The digital community is well aware of the many forms of intellectual property and successfully implements schemes to capture and protect them. For example, copyright has long been a central pillar of protection for software code and many will know how to identify and capture copyrighted code in a way that allows the copyright in it to be successfully enforced.
Branding or building a community or franchise is also widely used in the digital field. In this respect, trademarks are widely used to help protect the identities and values of many entities from commercially successful products to open source communities.
Apart from trademark and copyright, intellectual property takes a variety of forms, many of which are less well understood. For example, in Europe, design registration can be used to protect visually appealing aspects of digital design, which is useful if you have devised a great-looking user interface, games characters, icons, fonts, or indeed any product that relies on graphic design or attractive visuals.
Then there is data – Clive Humby’s new oil. Database rights are among the lesser known forms of intellectual property, but can be exceedingly valuable and could apply if there has been a “substantial investment” in obtaining, verifying or presenting the contents of a database.
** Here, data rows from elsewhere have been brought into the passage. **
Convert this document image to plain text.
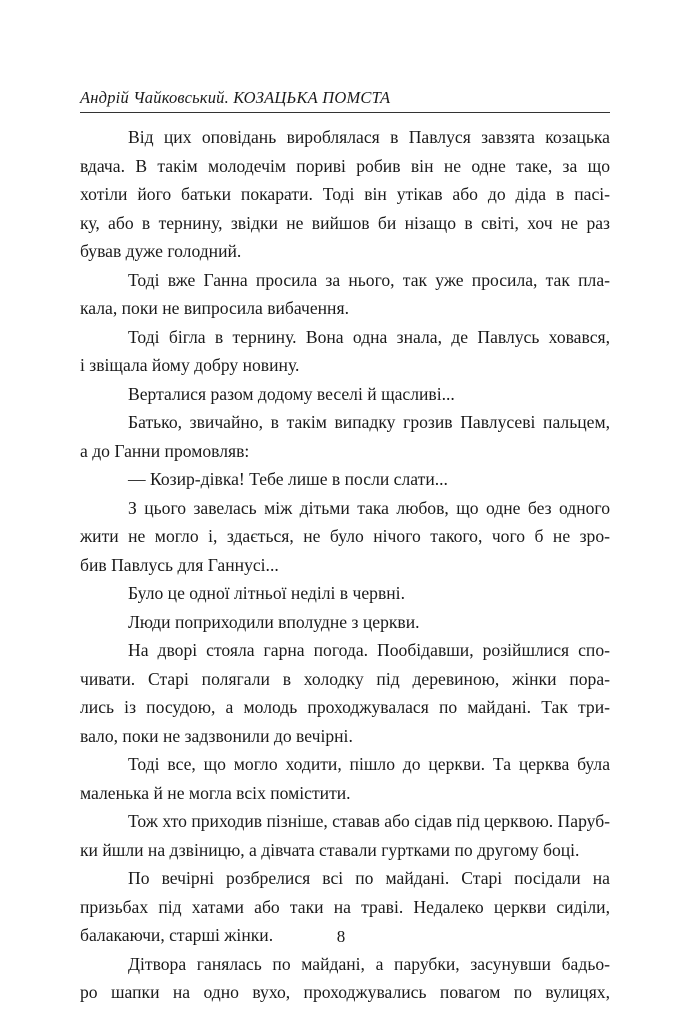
Андрій Чайковський. КОЗАЦЬКА ПОМСТА
Від цих оповідань вироблялася в Павлуся завзята козацька
вдача. В такім молодечім пориві робив він не одне таке, за що
хотіли його батьки покарати. Тоді він утікав або до діда в пасі-
ку, або в тернину, звідки не вийшов би нізащо в світі, хоч не раз
бував дуже голодний.
Тоді вже Ганна просила за нього, так уже просила, так пла-
кала, поки не випросила вибачення.
Тоді бігла в тернину. Вона одна знала, де Павлусь ховався,
і звіщала йому добру новину.
Верталися разом додому веселі й щасливі...
Батько, звичайно, в такім випадку грозив Павлусеві пальцем,
а до Ганни промовляв:
— Козир-дівка! Тебе лише в посли слати...
З цього завелась між дітьми така любов, що одне без одного
жити не могло і, здається, не було нічого такого, чого б не зро-
бив Павлусь для Ганнусі...
Було це одної літньої неділі в червні.
Люди поприходили вполудне з церкви.
На дворі стояла гарна погода. Пообідавши, розійшлися спо-
чивати. Старі полягали в холодку під деревиною, жінки пора-
лись із посудою, а молодь проходжувалася по майдані. Так три-
вало, поки не задзвонили до вечірні.
Тоді все, що могло ходити, пішло до церкви. Та церква була
маленька й не могла всіх помістити.
Тож хто приходив пізніше, ставав або сідав під церквою. Паруб-
ки йшли на дзвіницю, а дівчата ставали гуртками по другому боці.
По вечірні розбрелися всі по майдані. Старі посідали на
призьбах під хатами або таки на траві. Недалеко церкви сиділи,
балакаючи, старші жінки.
Дітвора ганялась по майдані, а парубки, засунувши бадьо-
ро шапки на одно вухо, проходжувались повагом по вулицях,
8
Patents are among the better known forms of intellectual property. Patents can be particularly beneficial because they can cover wide-ranging technical concepts, including features of products and methods of making, installing and using.
For many, patents for computer-implemented inventions are controversial, but have been successfully granted across jurisdictions including the US, UK and Europe. However, the patentability of such inventions varies between jurisdictions and some exclude certain computer programs from patentability.
The European Patent Office (EPO) will potentially allow a patent if the claimed subject matter is novel and inventive and provides a technical contribution in a technical field – even if the invention is computer-implemented. An inventive computer program itself can potentially be patented at the EPO if it is capable of bringing about, when running on a computer, a further technical effect going beyond the “normal” physical interactions between the program (software) and the computer (hardware) on which it is run.
Intellectual property can be layered to combine the benefits. For example, copyright provides a degree of protection for computer software code and automatically exists when the code is tangibly fixed and set down. However, the protection afforded by it is generally not as strong as patent protection, because copyright is only infringed by copying – rather than independent creation – which can be difficult to prove.
Also, copyright is intended to cover an expression of an idea, rather than the idea itself. As such, copyright protection generally applies to the code, while patent protection can potentially apply more broadly to the fundamental new ideas and concepts that may lie behind a new piece of software.
Essentially, there are a number of mechanisms available to protect intellectual property associated with digital innovation – and it is up to the innovators to make sure that the results of their skill, investment and labour are protected.
Given the rapid speed of digital change, it is increasingly important to have a strategy in place to make the most of your intellectual property.